Paul Passchier: Fluiten in het donker. Surround
Al vanaf zijn twaalfde leest Paul Passchier elke dag een of meerdere verhaaltjes van Simon Carmiggelt. Deze Kronkels vormden de inspiratie voor het liedjesprogramma Fluiten in het donker. Passchier heeft de droef-vrolijke humor van Carmiggelt in mooie, goed lopende dichtregels omgezet, zonder het verhalende te verliezen. Geen enkel lied heeft een refrein. Zo volgen we een echtpaar op een vredige wandeling door de duinen, terwijl de man in gedachten een collega op kantoor vermoordt. In een ander lied krijgt een jongeman het benauwd als hij met zijn enthousiaste pubervriendin in een meubelwinkel loopt. Prachtige miniatuurtjes. Frans Ehlhart die vergelijkbaar humoristisch contemplatief materiaal van Willem Wilmink op muziek heeft gezet, zorgt ervoor dat de Carmiggelt-sfeer ook muzikaal bewaard blijft.
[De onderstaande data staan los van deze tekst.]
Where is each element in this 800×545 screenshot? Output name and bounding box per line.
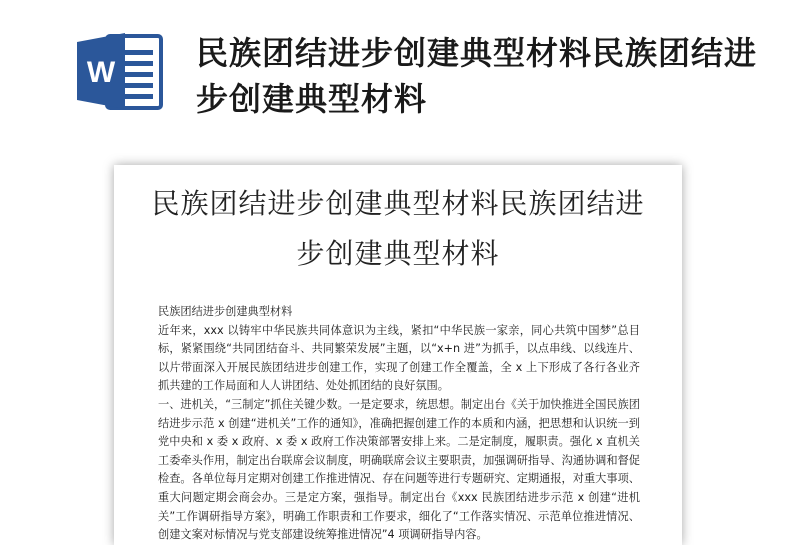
document-title: 民族团结进步创建典型材料民族团结进步创建典型材料: [151, 187, 645, 270]
word-icon-letter: W: [86, 56, 116, 89]
paragraph-heading: 民族团结进步创建典型材料: [158, 305, 293, 318]
paragraph: 一、进机关，“三制定”抓住关键少数。一是定要求，统思想。制定出台《关于加快推进全国民族团结进步示范 x 创建“进机关”工作的通知》，准确把握创建工作的本质和内涵，把思想和认识统一到党中央和 x 委 x 政府、x 委 x 政府工作决策部署安排上来。二是定制度，履职责。强化 x 直机关工委牵头作用，制定出台联席会议制度，明确联席会议主要职责，加强调研指导、沟通协调和督促检查。各单位每月定期对创建工作推进情况、存在问题等进行专题研究、定期通报，对重大事项、重大问题定期会商会办。三是定方案，强指导。制定出台《xxx 民族团结进步示范 x 创建“进机关”工作调研指导方案》，明确工作职责和工作要求，细化了“工作落实情况、示范单位推进情况、创建文案对标情况与党支部建设统筹推进情况”4 项调研指导内容。: [158, 397, 640, 542]
paragraph: 近年来，xxx 以铸牢中华民族共同体意识为主线，紧扣“中华民族一家亲，同心共筑中国梦”总目标，紧紧围绕“共同团结奋斗、共同繁荣发展”主题，以“x+n 进”为抓手，以点串线、以线连片、以片带面深入开展民族团结进步创建工作，实现了创建工作全覆盖，全 x 上下形成了各行各业齐抓共建的工作局面和人人讲团结、处处抓团结的良好氛围。: [158, 323, 640, 393]
word-icon: [77, 30, 165, 112]
document-body: [158, 303, 640, 545]
header-banner: [0, 0, 800, 150]
document-page: [114, 165, 682, 545]
header-title: 民族团结进步创建典型材料民族团结进步创建典型材料: [196, 34, 758, 118]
Bram Vermeulen: Tijdloos. Virgin
Op 4 september overleed Bram Vermeulen. In januari zou hij beginnen met de tournee van het programma Zonder Titel 2. Op het reeds gedrukte programmafoldertje staat: ‘Een man aan de piano, met zijn gitaar, zijn accordeon, hij zingt zijn repertoire, meer moet dat niet zijn.’ En daaronder ongeveer honderd liedtitels. Elke avond wilde hij een andere greep doen uit zijn enorme repertoire. Zo kun je het verzamelalbum Tijdloos als een privé voorstelling beschouwen in je eigen huiskamer. Een mooie dwarsdoorsnee van zijn ruige romantiek, soms zweverig, vaak breekbaar, altijd oprecht.